The Channel Angle: Here’s How To Vet Potential Vendors To Reduce Your Overall Risk
‘It is helpful for you to identify what your tolerance for risk is, as each vendor or associated product will have risk associated with them,’ writes Dawn R. Sizer of 3rd Element Consulting.
By Dawn R. Sizer
[Editor’s note: The Channel Angle is a monthly CRN guest column written by a rotating group of solution provider executives that focuses on the triumphs and challenges that solution providers face. If you are a solution provider executive interested in contributing, please contact managing editor David Harris.]
Deciding on your stack and the vendors that supply those products are two of the most important decisions you will make in your business. Having the right vendor, with the right relationship, at the right price point can make or break your business.
Doing your due diligence on those vendors helps to reduce your overall risk. It is helpful for you to identify what your tolerance for risk is, as each vendor or associated product will have risk associated with them. Vendors can tarnish your reputation when they have security incidents, are unable to deliver product on timelines, or cannot offer their product at a competitive price. You are putting a part of your business in their hands when the choice is made to collaborate with them. Be sure you take their reputation and that of their supply chain into consideration.
Every company will have its own selection criteria. Here is the criteria we use and that you can use to investigate any potential vendor.
Customer Satisfaction
No vendor posts how unsatisfied their clients are. Talk to other businesses like yours that use that vendor. Find examples of good and bad interactions, then decide what bad looks like for you and how it relates to what others presented.
Service Levels
Is the vendor able to service your account at the level you need? This answer will change depending on the product and buying cycle. At the very least, find out what control they have over their supply chain and processes. That will give you an idea on how dependable they will be at service delivery.
Financial Stability
Knowing the financial backing of a potential vendor is helpful in determining long-term planning. If they are a startup and run out of capital, what are your options? If the vendor lays off employees, will your service levels and needs still be met? Could your costs go up unexpectedly if that vendor becomes cash poor? Find out what your remedy is if the vendor is acquired, and judge if the risk of the acquisition is beyond your tolerance.
Culture and Relationships
The culture of the vendor should be close to that of your company. If it is not, you will have issues dealing with staff, contracts, and other interactions with that vendor. No relationship is ever perfect but look for vendors that want you both to win in any deal or situation.
Communication
Communication is key in any relationship, and with a vendor it can be maddening if it starts out great, but support is terrible. Be sure all departments communicate effectively. A telling part of communications is how support is managed. For some vendors it is all about closing the ticket. Great vendors focus first on solving the issue, then close the ticket.
Product Quality
Is the product of excellent quality and continually improved? Getting a quality product is nice, but if innovation stalls or quality drops the need to replace the vendor will be swift. Investigate their history with quality control.
Security And Supply Chain
Most vendors will have a supply chain they deal with. Evaluate each part of the supply chain for service level, security, and any compliance they need to account for.
Contracts
What is the tolerance of your company to be locked into a long contract? A confident vendor will offer shorter term agreements, often one year or even month to month. A less mature or more aggressive vendor may seek long term, locked in contracts. Be aware of this and be sure their methodology suits the culture of your business.
Costs
Sadly, we must pay for these products and services. How well you can negotiate rates and types of rewards from one vendor to another can skew costs widely. Choose the best product at the best price point and negotiate from there.

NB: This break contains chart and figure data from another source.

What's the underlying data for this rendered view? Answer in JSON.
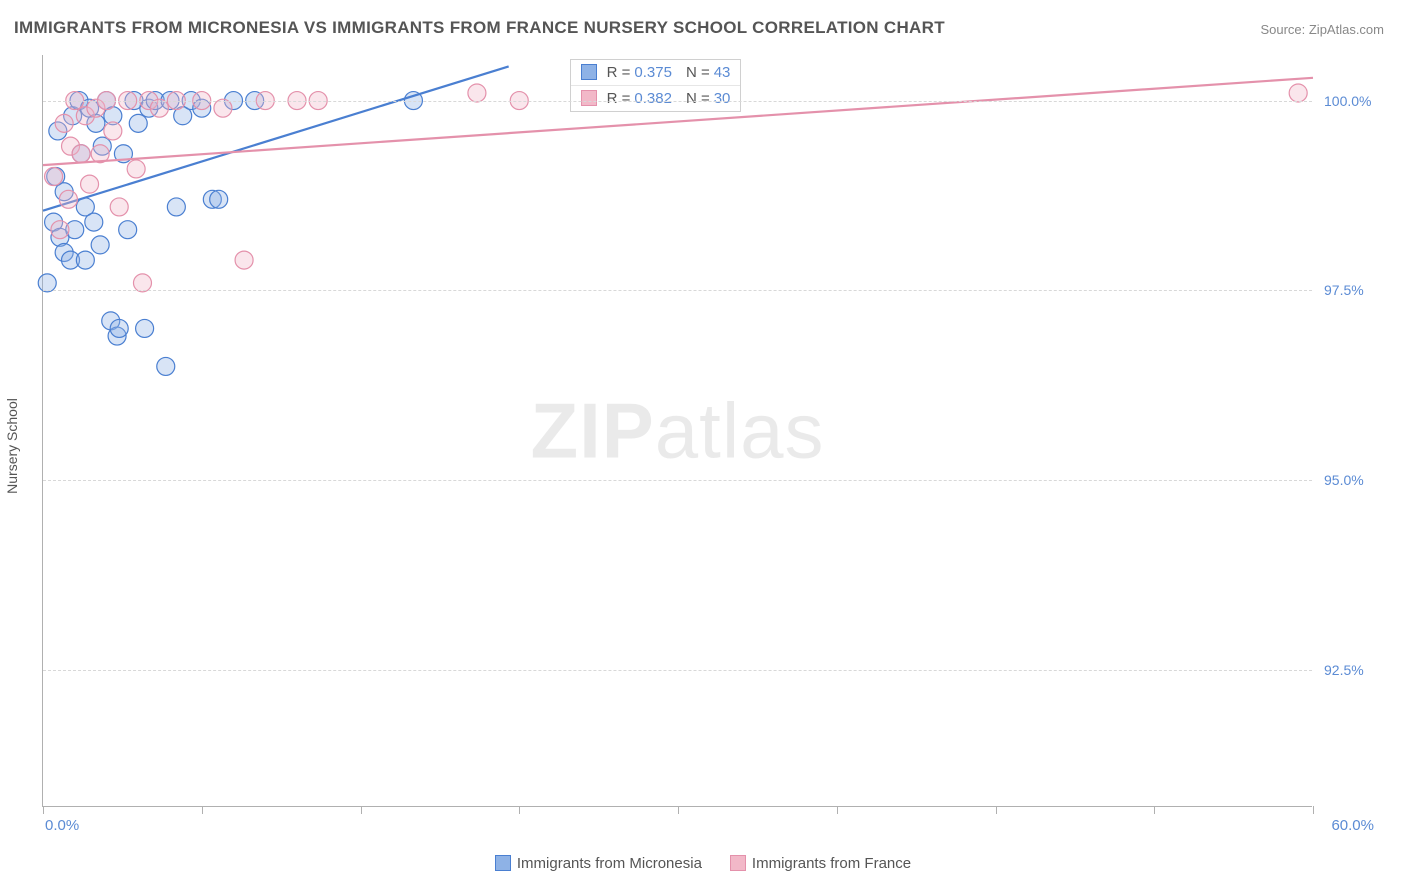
{
  "title": "IMMIGRANTS FROM MICRONESIA VS IMMIGRANTS FROM FRANCE NURSERY SCHOOL CORRELATION CHART",
  "source_prefix": "Source: ",
  "source": "ZipAtlas.com",
  "ylabel": "Nursery School",
  "watermark_bold": "ZIP",
  "watermark_light": "atlas",
  "chart": {
    "type": "scatter",
    "background_color": "#ffffff",
    "grid_color": "#d8d8d8",
    "axis_color": "#b0b0b0",
    "tick_label_color": "#5b8bd4",
    "label_fontsize": 14,
    "title_fontsize": 17,
    "xlim": [
      0.0,
      60.0
    ],
    "ylim": [
      90.7,
      100.6
    ],
    "ytick_values": [
      92.5,
      95.0,
      97.5,
      100.0
    ],
    "ytick_labels": [
      "92.5%",
      "95.0%",
      "97.5%",
      "100.0%"
    ],
    "xtick_values": [
      0,
      7.5,
      15,
      22.5,
      30,
      37.5,
      45,
      52.5,
      60
    ],
    "xtick_label_positions": [
      0,
      60
    ],
    "xtick_labels": [
      "0.0%",
      "60.0%"
    ],
    "point_radius": 9,
    "point_stroke_width": 1.2,
    "point_fill_opacity": 0.35,
    "trend_line_width": 2.2
  },
  "series": [
    {
      "name": "Immigrants from Micronesia",
      "stroke": "#4a7fd1",
      "fill": "#8eb2e6",
      "R": "0.375",
      "N": "43",
      "trend": {
        "x1": 0,
        "y1": 98.55,
        "x2": 22.0,
        "y2": 100.45
      },
      "points": [
        [
          0.2,
          97.6
        ],
        [
          0.5,
          98.4
        ],
        [
          0.6,
          99.0
        ],
        [
          0.7,
          99.6
        ],
        [
          0.8,
          98.2
        ],
        [
          1.0,
          98.8
        ],
        [
          1.0,
          98.0
        ],
        [
          1.3,
          97.9
        ],
        [
          1.4,
          99.8
        ],
        [
          1.5,
          98.3
        ],
        [
          1.7,
          100.0
        ],
        [
          1.8,
          99.3
        ],
        [
          2.0,
          98.6
        ],
        [
          2.0,
          97.9
        ],
        [
          2.2,
          99.9
        ],
        [
          2.4,
          98.4
        ],
        [
          2.5,
          99.7
        ],
        [
          2.7,
          98.1
        ],
        [
          2.8,
          99.4
        ],
        [
          3.0,
          100.0
        ],
        [
          3.2,
          97.1
        ],
        [
          3.3,
          99.8
        ],
        [
          3.5,
          96.9
        ],
        [
          3.6,
          97.0
        ],
        [
          3.8,
          99.3
        ],
        [
          4.0,
          98.3
        ],
        [
          4.3,
          100.0
        ],
        [
          4.5,
          99.7
        ],
        [
          4.8,
          97.0
        ],
        [
          5.0,
          99.9
        ],
        [
          5.3,
          100.0
        ],
        [
          5.8,
          96.5
        ],
        [
          6.0,
          100.0
        ],
        [
          6.3,
          98.6
        ],
        [
          6.6,
          99.8
        ],
        [
          7.0,
          100.0
        ],
        [
          7.5,
          99.9
        ],
        [
          8.0,
          98.7
        ],
        [
          8.3,
          98.7
        ],
        [
          9.0,
          100.0
        ],
        [
          10.0,
          100.0
        ],
        [
          17.5,
          100.0
        ],
        [
          29.0,
          100.0
        ]
      ]
    },
    {
      "name": "Immigrants from France",
      "stroke": "#e491ab",
      "fill": "#f2b8c8",
      "R": "0.382",
      "N": "30",
      "trend": {
        "x1": 0,
        "y1": 99.15,
        "x2": 60.0,
        "y2": 100.3
      },
      "points": [
        [
          0.5,
          99.0
        ],
        [
          0.8,
          98.3
        ],
        [
          1.0,
          99.7
        ],
        [
          1.2,
          98.7
        ],
        [
          1.3,
          99.4
        ],
        [
          1.5,
          100.0
        ],
        [
          1.8,
          99.3
        ],
        [
          2.0,
          99.8
        ],
        [
          2.2,
          98.9
        ],
        [
          2.5,
          99.9
        ],
        [
          2.7,
          99.3
        ],
        [
          3.0,
          100.0
        ],
        [
          3.3,
          99.6
        ],
        [
          3.6,
          98.6
        ],
        [
          4.0,
          100.0
        ],
        [
          4.4,
          99.1
        ],
        [
          4.7,
          97.6
        ],
        [
          5.0,
          100.0
        ],
        [
          5.5,
          99.9
        ],
        [
          6.3,
          100.0
        ],
        [
          7.5,
          100.0
        ],
        [
          8.5,
          99.9
        ],
        [
          9.5,
          97.9
        ],
        [
          10.5,
          100.0
        ],
        [
          12.0,
          100.0
        ],
        [
          13.0,
          100.0
        ],
        [
          20.5,
          100.1
        ],
        [
          22.5,
          100.0
        ],
        [
          30.0,
          100.0
        ],
        [
          59.3,
          100.1
        ]
      ]
    }
  ],
  "legend": {
    "info_box": {
      "left_pct": 41.5,
      "top_pct": 0.5
    },
    "r_label": "R =",
    "n_label": "N ="
  }
}
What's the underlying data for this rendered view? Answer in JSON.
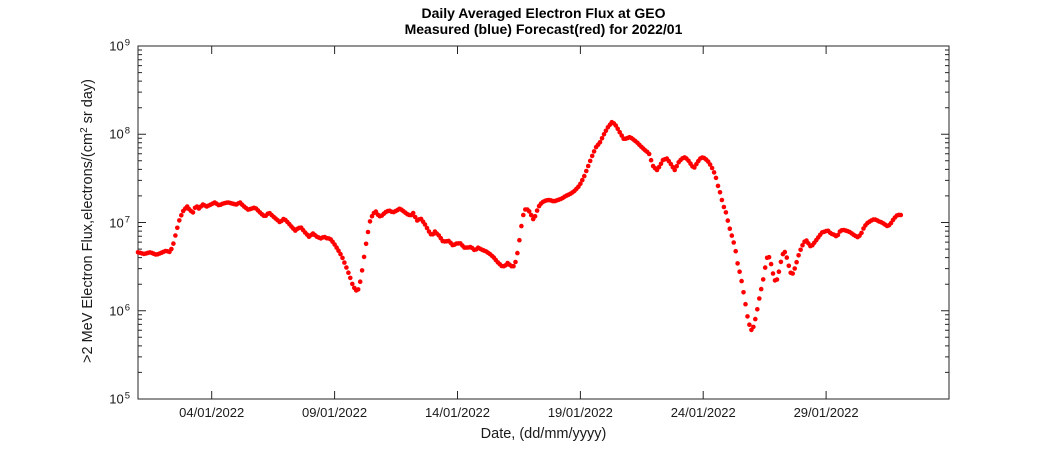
{
  "chart": {
    "title_line1": "Daily Averaged Electron Flux at GEO",
    "title_line2": "Measured (blue) Forecast(red) for 2022/01",
    "xlabel": "Date, (dd/mm/yyyy)",
    "ylabel_pre": ">2 MeV Electron Flux,electrons/(cm",
    "ylabel_sup": "2",
    "ylabel_post": " sr day)",
    "tick_base": "10"
  },
  "chart_data": {
    "type": "scatter",
    "title": "Daily Averaged Electron Flux at GEO — Measured (blue) Forecast(red) for 2022/01",
    "xlabel": "Date, (dd/mm/yyyy)",
    "ylabel": ">2 MeV Electron Flux,electrons/(cm2 sr day)",
    "axis_color": "#262626",
    "grid": false,
    "legend": "none",
    "x_axis": {
      "unit": "day of 2022/01 (fractional, 32=01/02)",
      "range_days": [
        1,
        34
      ],
      "tick_days": [
        4,
        9,
        14,
        19,
        24,
        29
      ],
      "tick_labels": [
        "04/01/2022",
        "09/01/2022",
        "14/01/2022",
        "19/01/2022",
        "24/01/2022",
        "29/01/2022"
      ]
    },
    "y_axis": {
      "scale": "log",
      "range": [
        100000.0,
        1000000000.0
      ],
      "tick_exponents": [
        5,
        6,
        7,
        8,
        9
      ],
      "minor_ticks": true
    },
    "marker": {
      "shape": "dot",
      "radius_px": 2.3,
      "sample_step_days": 0.08
    },
    "series": [
      {
        "name": "Forecast",
        "color": "#ff0000",
        "points": [
          [
            1.0,
            4600000.0
          ],
          [
            1.25,
            4400000.0
          ],
          [
            1.5,
            4600000.0
          ],
          [
            1.75,
            4300000.0
          ],
          [
            2.0,
            4600000.0
          ],
          [
            2.15,
            4800000.0
          ],
          [
            2.27,
            4600000.0
          ],
          [
            2.4,
            5200000.0
          ],
          [
            2.55,
            7700000.0
          ],
          [
            2.7,
            11100000.0
          ],
          [
            2.85,
            13700000.0
          ],
          [
            3.0,
            15200000.0
          ],
          [
            3.12,
            13700000.0
          ],
          [
            3.24,
            13000000.0
          ],
          [
            3.36,
            15600000.0
          ],
          [
            3.48,
            14400000.0
          ],
          [
            3.64,
            16000000.0
          ],
          [
            3.8,
            15200000.0
          ],
          [
            3.97,
            16000000.0
          ],
          [
            4.13,
            16900000.0
          ],
          [
            4.3,
            15600000.0
          ],
          [
            4.46,
            16400000.0
          ],
          [
            4.66,
            16900000.0
          ],
          [
            4.82,
            16400000.0
          ],
          [
            5.0,
            16000000.0
          ],
          [
            5.15,
            16900000.0
          ],
          [
            5.31,
            15200000.0
          ],
          [
            5.48,
            14000000.0
          ],
          [
            5.64,
            14400000.0
          ],
          [
            5.76,
            14800000.0
          ],
          [
            5.88,
            13700000.0
          ],
          [
            6.05,
            12300000.0
          ],
          [
            6.17,
            11700000.0
          ],
          [
            6.33,
            13000000.0
          ],
          [
            6.5,
            11700000.0
          ],
          [
            6.65,
            10800000.0
          ],
          [
            6.78,
            10000000.0
          ],
          [
            6.94,
            11100000.0
          ],
          [
            7.1,
            10000000.0
          ],
          [
            7.27,
            8800000.0
          ],
          [
            7.4,
            8100000.0
          ],
          [
            7.51,
            8600000.0
          ],
          [
            7.63,
            8800000.0
          ],
          [
            7.8,
            7700000.0
          ],
          [
            7.96,
            6900000.0
          ],
          [
            8.12,
            7500000.0
          ],
          [
            8.28,
            6900000.0
          ],
          [
            8.44,
            6600000.0
          ],
          [
            8.57,
            6900000.0
          ],
          [
            8.7,
            6600000.0
          ],
          [
            8.81,
            6600000.0
          ],
          [
            8.97,
            5800000.0
          ],
          [
            9.14,
            4900000.0
          ],
          [
            9.3,
            4100000.0
          ],
          [
            9.46,
            3200000.0
          ],
          [
            9.63,
            2400000.0
          ],
          [
            9.75,
            1900000.0
          ],
          [
            9.87,
            1700000.0
          ],
          [
            9.95,
            1700000.0
          ],
          [
            10.07,
            2300000.0
          ],
          [
            10.19,
            3900000.0
          ],
          [
            10.32,
            6800000.0
          ],
          [
            10.44,
            10300000.0
          ],
          [
            10.56,
            12600000.0
          ],
          [
            10.68,
            13300000.0
          ],
          [
            10.8,
            11700000.0
          ],
          [
            10.93,
            12000000.0
          ],
          [
            11.05,
            13000000.0
          ],
          [
            11.21,
            13700000.0
          ],
          [
            11.37,
            13000000.0
          ],
          [
            11.54,
            13700000.0
          ],
          [
            11.66,
            14400000.0
          ],
          [
            11.82,
            13300000.0
          ],
          [
            11.98,
            12300000.0
          ],
          [
            12.11,
            12000000.0
          ],
          [
            12.19,
            13000000.0
          ],
          [
            12.35,
            10500000.0
          ],
          [
            12.51,
            11100000.0
          ],
          [
            12.68,
            9500000.0
          ],
          [
            12.84,
            7900000.0
          ],
          [
            12.96,
            7100000.0
          ],
          [
            13.08,
            7900000.0
          ],
          [
            13.25,
            7100000.0
          ],
          [
            13.41,
            6100000.0
          ],
          [
            13.53,
            6100000.0
          ],
          [
            13.65,
            6200000.0
          ],
          [
            13.81,
            5500000.0
          ],
          [
            13.98,
            5800000.0
          ],
          [
            14.14,
            5800000.0
          ],
          [
            14.26,
            5200000.0
          ],
          [
            14.43,
            5200000.0
          ],
          [
            14.55,
            5300000.0
          ],
          [
            14.71,
            4800000.0
          ],
          [
            14.83,
            5200000.0
          ],
          [
            15.0,
            4900000.0
          ],
          [
            15.16,
            4700000.0
          ],
          [
            15.32,
            4400000.0
          ],
          [
            15.48,
            4000000.0
          ],
          [
            15.65,
            3500000.0
          ],
          [
            15.81,
            3200000.0
          ],
          [
            15.93,
            3200000.0
          ],
          [
            16.05,
            3500000.0
          ],
          [
            16.17,
            3200000.0
          ],
          [
            16.3,
            3200000.0
          ],
          [
            16.38,
            3700000.0
          ],
          [
            16.46,
            4800000.0
          ],
          [
            16.54,
            6900000.0
          ],
          [
            16.62,
            10000000.0
          ],
          [
            16.7,
            13000000.0
          ],
          [
            16.78,
            14400000.0
          ],
          [
            16.9,
            13700000.0
          ],
          [
            17.03,
            11700000.0
          ],
          [
            17.11,
            10500000.0
          ],
          [
            17.19,
            12600000.0
          ],
          [
            17.31,
            15200000.0
          ],
          [
            17.44,
            16900000.0
          ],
          [
            17.6,
            17800000.0
          ],
          [
            17.76,
            18000000.0
          ],
          [
            17.92,
            17300000.0
          ],
          [
            18.09,
            18000000.0
          ],
          [
            18.25,
            18700000.0
          ],
          [
            18.41,
            20000000.0
          ],
          [
            18.58,
            21000000.0
          ],
          [
            18.74,
            22500000.0
          ],
          [
            18.9,
            25000000.0
          ],
          [
            19.02,
            28000000.0
          ],
          [
            19.15,
            33000000.0
          ],
          [
            19.31,
            43000000.0
          ],
          [
            19.47,
            56000000.0
          ],
          [
            19.63,
            71000000.0
          ],
          [
            19.8,
            81000000.0
          ],
          [
            19.96,
            100000000.0
          ],
          [
            20.12,
            120000000.0
          ],
          [
            20.28,
            137000000.0
          ],
          [
            20.41,
            130000000.0
          ],
          [
            20.53,
            114000000.0
          ],
          [
            20.65,
            100000000.0
          ],
          [
            20.77,
            88000000.0
          ],
          [
            20.9,
            90000000.0
          ],
          [
            21.02,
            93000000.0
          ],
          [
            21.14,
            88000000.0
          ],
          [
            21.3,
            81000000.0
          ],
          [
            21.46,
            73000000.0
          ],
          [
            21.63,
            66000000.0
          ],
          [
            21.79,
            61000000.0
          ],
          [
            21.95,
            44000000.0
          ],
          [
            22.11,
            39000000.0
          ],
          [
            22.24,
            44000000.0
          ],
          [
            22.36,
            51000000.0
          ],
          [
            22.52,
            53000000.0
          ],
          [
            22.64,
            48000000.0
          ],
          [
            22.77,
            42000000.0
          ],
          [
            22.85,
            39000000.0
          ],
          [
            22.97,
            47000000.0
          ],
          [
            23.13,
            53000000.0
          ],
          [
            23.26,
            55000000.0
          ],
          [
            23.38,
            51000000.0
          ],
          [
            23.54,
            44000000.0
          ],
          [
            23.62,
            41000000.0
          ],
          [
            23.74,
            47000000.0
          ],
          [
            23.87,
            53000000.0
          ],
          [
            23.99,
            55000000.0
          ],
          [
            24.11,
            52000000.0
          ],
          [
            24.23,
            48000000.0
          ],
          [
            24.35,
            42000000.0
          ],
          [
            24.44,
            37000000.0
          ],
          [
            24.52,
            32000000.0
          ],
          [
            24.6,
            26000000.0
          ],
          [
            24.68,
            22000000.0
          ],
          [
            24.76,
            18000000.0
          ],
          [
            24.84,
            15000000.0
          ],
          [
            24.92,
            13000000.0
          ],
          [
            25.0,
            10500000.0
          ],
          [
            25.08,
            8500000.0
          ],
          [
            25.16,
            7100000.0
          ],
          [
            25.25,
            5800000.0
          ],
          [
            25.33,
            4600000.0
          ],
          [
            25.41,
            3300000.0
          ],
          [
            25.49,
            2700000.0
          ],
          [
            25.57,
            2100000.0
          ],
          [
            25.65,
            1560000.0
          ],
          [
            25.73,
            1140000.0
          ],
          [
            25.81,
            830000.0
          ],
          [
            25.9,
            660000.0
          ],
          [
            25.98,
            590000.0
          ],
          [
            26.06,
            680000.0
          ],
          [
            26.14,
            850000.0
          ],
          [
            26.22,
            1110000.0
          ],
          [
            26.3,
            1480000.0
          ],
          [
            26.39,
            1920000.0
          ],
          [
            26.47,
            2500000.0
          ],
          [
            26.55,
            3500000.0
          ],
          [
            26.63,
            4300000.0
          ],
          [
            26.71,
            3900000.0
          ],
          [
            26.79,
            3100000.0
          ],
          [
            26.87,
            2400000.0
          ],
          [
            26.95,
            2100000.0
          ],
          [
            27.04,
            2400000.0
          ],
          [
            27.12,
            3200000.0
          ],
          [
            27.2,
            4000000.0
          ],
          [
            27.28,
            4800000.0
          ],
          [
            27.36,
            4450000.0
          ],
          [
            27.44,
            3600000.0
          ],
          [
            27.52,
            2900000.0
          ],
          [
            27.6,
            2500000.0
          ],
          [
            27.68,
            2800000.0
          ],
          [
            27.77,
            3300000.0
          ],
          [
            27.85,
            4000000.0
          ],
          [
            27.93,
            4700000.0
          ],
          [
            28.05,
            5600000.0
          ],
          [
            28.17,
            6400000.0
          ],
          [
            28.26,
            5900000.0
          ],
          [
            28.38,
            5300000.0
          ],
          [
            28.46,
            5600000.0
          ],
          [
            28.58,
            6200000.0
          ],
          [
            28.7,
            6900000.0
          ],
          [
            28.83,
            7700000.0
          ],
          [
            28.95,
            7900000.0
          ],
          [
            29.07,
            8100000.0
          ],
          [
            29.19,
            7500000.0
          ],
          [
            29.31,
            7300000.0
          ],
          [
            29.44,
            6900000.0
          ],
          [
            29.56,
            7900000.0
          ],
          [
            29.68,
            8300000.0
          ],
          [
            29.8,
            8100000.0
          ],
          [
            29.93,
            7900000.0
          ],
          [
            30.05,
            7500000.0
          ],
          [
            30.17,
            7100000.0
          ],
          [
            30.29,
            6800000.0
          ],
          [
            30.41,
            7300000.0
          ],
          [
            30.54,
            8800000.0
          ],
          [
            30.66,
            9750000.0
          ],
          [
            30.78,
            10300000.0
          ],
          [
            30.9,
            10800000.0
          ],
          [
            31.02,
            10800000.0
          ],
          [
            31.15,
            10300000.0
          ],
          [
            31.27,
            10000000.0
          ],
          [
            31.39,
            9500000.0
          ],
          [
            31.51,
            9000000.0
          ],
          [
            31.63,
            9750000.0
          ],
          [
            31.76,
            11100000.0
          ],
          [
            31.88,
            12000000.0
          ],
          [
            32.0,
            12300000.0
          ],
          [
            32.08,
            12000000.0
          ]
        ]
      }
    ]
  }
}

Shortlist vendors that fulfill a role in your product stack or distribution chain. Run them through this selection criteria or add your own. If you do not already have a process for vendor due diligence and selection, this will give you a baseline.
Dawn Sizer is CEO of 3rd Element Consulting, an MSP based in Mechanicsburg, Pa. Her clients span verticals from government to cannabis and everything in between. She is also an advisory board member for CRN parent The Channel Company for XChange.